Vegan Spaghetti Squash Lasagna
Prep Time
15 mins
Cook Time
1 hr 5 mins
Total Time
1 hr 20 mins
 

A delicious healthy vegan + gluten-free spaghetti squash lasagna made with roasted spaghetti squash, homemade ricotta cheese, and tomato sauce.

Course: Main Course, Pasta
Cuisine: Gluten-free Option, Italian, Vegan, Vegetarian
Keyword: gluten-free, italian, marinara sauce, ricotta cheese, spaghetti squash, vegan, vegan cheese, vegan ricotta
Servings: 4 servings
Calories per Serving: 280 kcal
Ingredients
  • 1 large spaghetti squash about 4 pounds
  • 2 cups marinara sauce
  • 2 tablespoons olive oil
homemade vegan ricotta cheese
  • 1 cup slivered almonds
  • 3.5 ounces extra-firm tofu (1/4 of a 14 oz block - pressed)
  • 1/4 cup unsweetened plant milk
  • 4 tablespoons unsweetened plain non-dairy yogurt
  • 1 clove garlic
  • 2 teaspoons nutritional yeast
  • 1 teaspoon lemon juice
  • 1/2 teaspoon dried parsley
  • 1/2 teaspoon salt
  • 3 leaves basil chopped
Instructions
  1. Preheat oven to 425°F / 220°C

  2. Using a large knife, carefully cut spaghetti squash in half. With a spoon, scoop seeds and discard. 
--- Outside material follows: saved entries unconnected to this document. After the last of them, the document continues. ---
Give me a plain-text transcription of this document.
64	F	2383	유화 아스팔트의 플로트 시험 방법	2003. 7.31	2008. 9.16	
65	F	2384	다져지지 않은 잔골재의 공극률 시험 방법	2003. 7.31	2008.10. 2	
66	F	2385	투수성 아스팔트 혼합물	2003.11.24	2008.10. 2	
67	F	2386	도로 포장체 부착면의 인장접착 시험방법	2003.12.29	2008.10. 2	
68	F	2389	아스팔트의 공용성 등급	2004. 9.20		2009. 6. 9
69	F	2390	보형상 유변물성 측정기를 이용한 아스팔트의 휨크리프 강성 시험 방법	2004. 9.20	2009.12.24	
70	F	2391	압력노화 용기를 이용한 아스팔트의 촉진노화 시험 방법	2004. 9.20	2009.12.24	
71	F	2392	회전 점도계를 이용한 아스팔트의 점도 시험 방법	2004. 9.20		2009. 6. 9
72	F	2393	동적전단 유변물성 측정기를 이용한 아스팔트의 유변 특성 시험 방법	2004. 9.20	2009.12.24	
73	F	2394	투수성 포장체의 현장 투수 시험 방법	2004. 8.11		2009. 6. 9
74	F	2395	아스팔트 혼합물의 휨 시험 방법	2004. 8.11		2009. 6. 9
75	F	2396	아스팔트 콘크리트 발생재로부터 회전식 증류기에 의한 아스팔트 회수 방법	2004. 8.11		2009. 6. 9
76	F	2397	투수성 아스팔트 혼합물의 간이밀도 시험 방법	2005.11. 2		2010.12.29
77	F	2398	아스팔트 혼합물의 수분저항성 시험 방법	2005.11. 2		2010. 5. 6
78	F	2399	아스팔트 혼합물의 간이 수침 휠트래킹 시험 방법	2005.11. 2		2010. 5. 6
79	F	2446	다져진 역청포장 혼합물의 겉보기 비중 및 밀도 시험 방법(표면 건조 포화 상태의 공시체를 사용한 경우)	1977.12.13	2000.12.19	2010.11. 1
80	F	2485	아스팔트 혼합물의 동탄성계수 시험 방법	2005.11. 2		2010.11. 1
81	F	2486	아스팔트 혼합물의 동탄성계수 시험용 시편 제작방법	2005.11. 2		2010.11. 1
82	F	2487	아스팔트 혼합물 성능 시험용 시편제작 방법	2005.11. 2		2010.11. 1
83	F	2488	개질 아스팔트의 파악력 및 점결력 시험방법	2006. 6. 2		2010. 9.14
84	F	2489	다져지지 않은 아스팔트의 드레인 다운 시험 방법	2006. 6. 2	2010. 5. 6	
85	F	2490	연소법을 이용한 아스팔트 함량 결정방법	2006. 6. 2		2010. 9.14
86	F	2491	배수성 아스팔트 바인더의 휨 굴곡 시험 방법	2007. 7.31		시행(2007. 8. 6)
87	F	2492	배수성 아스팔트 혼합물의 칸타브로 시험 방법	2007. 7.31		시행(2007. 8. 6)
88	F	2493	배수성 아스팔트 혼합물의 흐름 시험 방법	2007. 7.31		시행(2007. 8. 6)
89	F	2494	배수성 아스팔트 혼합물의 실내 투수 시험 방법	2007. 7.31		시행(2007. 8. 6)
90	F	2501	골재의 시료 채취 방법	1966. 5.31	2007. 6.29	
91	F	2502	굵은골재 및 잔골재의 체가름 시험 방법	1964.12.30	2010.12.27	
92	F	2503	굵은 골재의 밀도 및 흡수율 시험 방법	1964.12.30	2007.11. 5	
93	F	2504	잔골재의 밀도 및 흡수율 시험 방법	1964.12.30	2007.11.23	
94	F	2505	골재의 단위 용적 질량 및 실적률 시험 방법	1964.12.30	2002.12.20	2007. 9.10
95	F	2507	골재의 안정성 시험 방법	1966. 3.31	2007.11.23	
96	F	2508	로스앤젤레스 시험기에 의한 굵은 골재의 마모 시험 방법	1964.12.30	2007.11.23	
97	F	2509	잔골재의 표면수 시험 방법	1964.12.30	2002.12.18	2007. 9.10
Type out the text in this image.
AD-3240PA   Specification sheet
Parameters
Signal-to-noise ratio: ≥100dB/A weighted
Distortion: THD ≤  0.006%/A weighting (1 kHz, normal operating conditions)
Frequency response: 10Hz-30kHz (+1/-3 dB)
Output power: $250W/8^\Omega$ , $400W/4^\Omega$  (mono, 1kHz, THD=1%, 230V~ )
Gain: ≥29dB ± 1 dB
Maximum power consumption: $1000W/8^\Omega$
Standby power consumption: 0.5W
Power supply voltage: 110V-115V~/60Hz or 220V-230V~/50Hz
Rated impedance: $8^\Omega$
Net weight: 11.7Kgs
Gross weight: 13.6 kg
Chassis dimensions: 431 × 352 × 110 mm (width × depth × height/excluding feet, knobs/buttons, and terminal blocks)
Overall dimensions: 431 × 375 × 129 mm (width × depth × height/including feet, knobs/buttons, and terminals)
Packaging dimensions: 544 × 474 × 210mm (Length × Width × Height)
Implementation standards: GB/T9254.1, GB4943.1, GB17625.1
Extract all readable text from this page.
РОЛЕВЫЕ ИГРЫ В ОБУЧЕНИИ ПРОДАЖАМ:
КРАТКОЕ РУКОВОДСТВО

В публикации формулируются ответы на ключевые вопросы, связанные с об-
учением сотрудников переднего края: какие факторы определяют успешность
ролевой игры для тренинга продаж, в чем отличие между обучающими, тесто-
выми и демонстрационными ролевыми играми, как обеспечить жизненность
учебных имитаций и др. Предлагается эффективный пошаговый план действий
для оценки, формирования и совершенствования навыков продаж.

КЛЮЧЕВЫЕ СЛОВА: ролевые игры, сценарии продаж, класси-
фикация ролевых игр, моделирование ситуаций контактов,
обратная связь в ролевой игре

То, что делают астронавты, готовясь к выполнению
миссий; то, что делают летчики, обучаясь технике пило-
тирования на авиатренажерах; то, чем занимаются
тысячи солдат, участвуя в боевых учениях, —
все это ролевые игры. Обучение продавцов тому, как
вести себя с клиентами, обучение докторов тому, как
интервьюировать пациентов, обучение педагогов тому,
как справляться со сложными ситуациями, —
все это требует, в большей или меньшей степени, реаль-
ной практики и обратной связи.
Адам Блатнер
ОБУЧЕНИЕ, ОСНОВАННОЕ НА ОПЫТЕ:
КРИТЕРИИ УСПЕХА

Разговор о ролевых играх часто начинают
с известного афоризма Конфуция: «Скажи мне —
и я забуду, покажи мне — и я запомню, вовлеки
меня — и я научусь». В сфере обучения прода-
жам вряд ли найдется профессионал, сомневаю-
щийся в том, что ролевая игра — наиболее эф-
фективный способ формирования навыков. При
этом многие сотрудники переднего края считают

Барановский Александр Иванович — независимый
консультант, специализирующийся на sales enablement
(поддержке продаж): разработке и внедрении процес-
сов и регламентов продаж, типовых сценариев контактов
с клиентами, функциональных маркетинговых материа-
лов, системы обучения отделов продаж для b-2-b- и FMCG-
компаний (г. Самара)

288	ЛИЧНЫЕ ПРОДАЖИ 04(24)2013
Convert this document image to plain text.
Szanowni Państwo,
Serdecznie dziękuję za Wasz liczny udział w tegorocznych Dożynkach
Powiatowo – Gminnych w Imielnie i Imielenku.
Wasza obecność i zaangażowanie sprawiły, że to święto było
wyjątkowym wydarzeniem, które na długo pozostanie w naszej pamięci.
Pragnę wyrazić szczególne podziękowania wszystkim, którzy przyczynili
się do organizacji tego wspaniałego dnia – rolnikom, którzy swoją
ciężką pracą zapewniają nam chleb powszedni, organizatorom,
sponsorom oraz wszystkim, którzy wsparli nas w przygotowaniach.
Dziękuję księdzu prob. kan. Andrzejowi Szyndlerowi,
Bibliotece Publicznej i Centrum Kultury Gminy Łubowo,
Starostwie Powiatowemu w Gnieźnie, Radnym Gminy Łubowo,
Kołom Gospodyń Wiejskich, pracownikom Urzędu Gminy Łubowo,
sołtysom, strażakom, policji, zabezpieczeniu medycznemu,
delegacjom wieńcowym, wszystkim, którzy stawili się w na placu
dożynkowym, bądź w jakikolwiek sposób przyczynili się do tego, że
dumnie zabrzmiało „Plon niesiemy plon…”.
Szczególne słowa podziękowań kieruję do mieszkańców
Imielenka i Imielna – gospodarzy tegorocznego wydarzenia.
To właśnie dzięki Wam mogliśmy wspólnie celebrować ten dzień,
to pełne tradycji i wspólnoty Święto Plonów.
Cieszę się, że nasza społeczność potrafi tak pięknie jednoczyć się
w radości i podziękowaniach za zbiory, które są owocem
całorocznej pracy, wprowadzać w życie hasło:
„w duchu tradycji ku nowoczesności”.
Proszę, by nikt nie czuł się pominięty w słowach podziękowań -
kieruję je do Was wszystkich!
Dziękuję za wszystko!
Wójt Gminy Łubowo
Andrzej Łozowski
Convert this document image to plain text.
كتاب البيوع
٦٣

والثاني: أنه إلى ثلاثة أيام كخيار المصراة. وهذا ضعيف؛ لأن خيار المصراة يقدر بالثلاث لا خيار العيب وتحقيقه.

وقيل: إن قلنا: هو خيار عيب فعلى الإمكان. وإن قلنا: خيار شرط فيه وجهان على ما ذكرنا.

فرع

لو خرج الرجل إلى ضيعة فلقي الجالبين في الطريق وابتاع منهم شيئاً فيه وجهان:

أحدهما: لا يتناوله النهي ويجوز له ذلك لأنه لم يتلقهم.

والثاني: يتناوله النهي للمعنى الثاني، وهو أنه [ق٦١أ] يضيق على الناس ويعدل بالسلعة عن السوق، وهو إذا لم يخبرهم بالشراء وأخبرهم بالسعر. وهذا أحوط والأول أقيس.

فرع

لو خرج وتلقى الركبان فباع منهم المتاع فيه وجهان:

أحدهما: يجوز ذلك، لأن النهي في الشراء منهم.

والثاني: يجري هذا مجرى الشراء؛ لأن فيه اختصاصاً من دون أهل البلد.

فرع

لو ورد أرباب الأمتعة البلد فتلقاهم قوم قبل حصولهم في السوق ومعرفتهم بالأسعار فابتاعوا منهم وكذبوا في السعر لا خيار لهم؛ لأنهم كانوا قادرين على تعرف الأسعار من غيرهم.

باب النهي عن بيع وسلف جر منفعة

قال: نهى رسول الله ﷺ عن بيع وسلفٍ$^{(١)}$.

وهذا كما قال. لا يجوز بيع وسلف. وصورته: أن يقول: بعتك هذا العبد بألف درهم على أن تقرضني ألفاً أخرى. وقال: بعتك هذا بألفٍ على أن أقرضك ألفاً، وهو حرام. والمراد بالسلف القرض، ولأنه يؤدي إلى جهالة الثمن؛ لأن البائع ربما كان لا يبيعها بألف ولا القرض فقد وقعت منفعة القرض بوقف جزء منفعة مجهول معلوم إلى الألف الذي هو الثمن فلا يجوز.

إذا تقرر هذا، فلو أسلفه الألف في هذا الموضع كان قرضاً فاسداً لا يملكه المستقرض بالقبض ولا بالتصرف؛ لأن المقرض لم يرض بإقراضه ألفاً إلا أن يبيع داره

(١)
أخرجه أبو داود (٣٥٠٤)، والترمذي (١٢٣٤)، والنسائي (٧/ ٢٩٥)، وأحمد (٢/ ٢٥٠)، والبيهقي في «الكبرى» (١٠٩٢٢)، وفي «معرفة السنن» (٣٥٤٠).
  3. Baste olive oil on the inside of each half and season with salt and pepper. Place the squash flat-side down on a baking sheet. Roast in preheated oven for 40 minutes or until soft.

  4. Remove spaghetti squash from oven and lower oven heat to 375°F / 190°C.  Let the squash cool slightly before scraping the inside of the spaghetti squash with a fork to make spaghetti noodles (see photo).

  5. In a 9 x 9 oven-safe pan, add a layer of tomato sauce, then a layer of spaghetti squash noodles, and a layer of vegan ricotta (recipe instructions below). Repeat until all ingredients are used up (we had about 3 layers of squash, 3 layers of sauce, and 2 layers of ricotta in-between - ending with a layer of squash and some extra sauce for decoration).

  6. Cover pan with foil and bake in oven preheated to 375°F / 190°C for 20-25 minutes or until sauce begins to bubble.

To make the vegan ricotta cheese.
  1. Measure slivered almonds into a large bowl and cover with hot water. Soak for at least 30 minutes, or until soft. Drain remaining water once done soaking.

  2. Meanwhile, press the tofu in a tofu press or by wrapping in paper towels and setting a heavy pan on top for 15 minutes, changing out the paper towels halfway through.

  3. Add all ingredients into a food processor. Pulse and process, scraping down sides when needed, until smooth and thick.

Recipe Video

Recipe Notes

Top with vegan parmesan and red pepper flakes.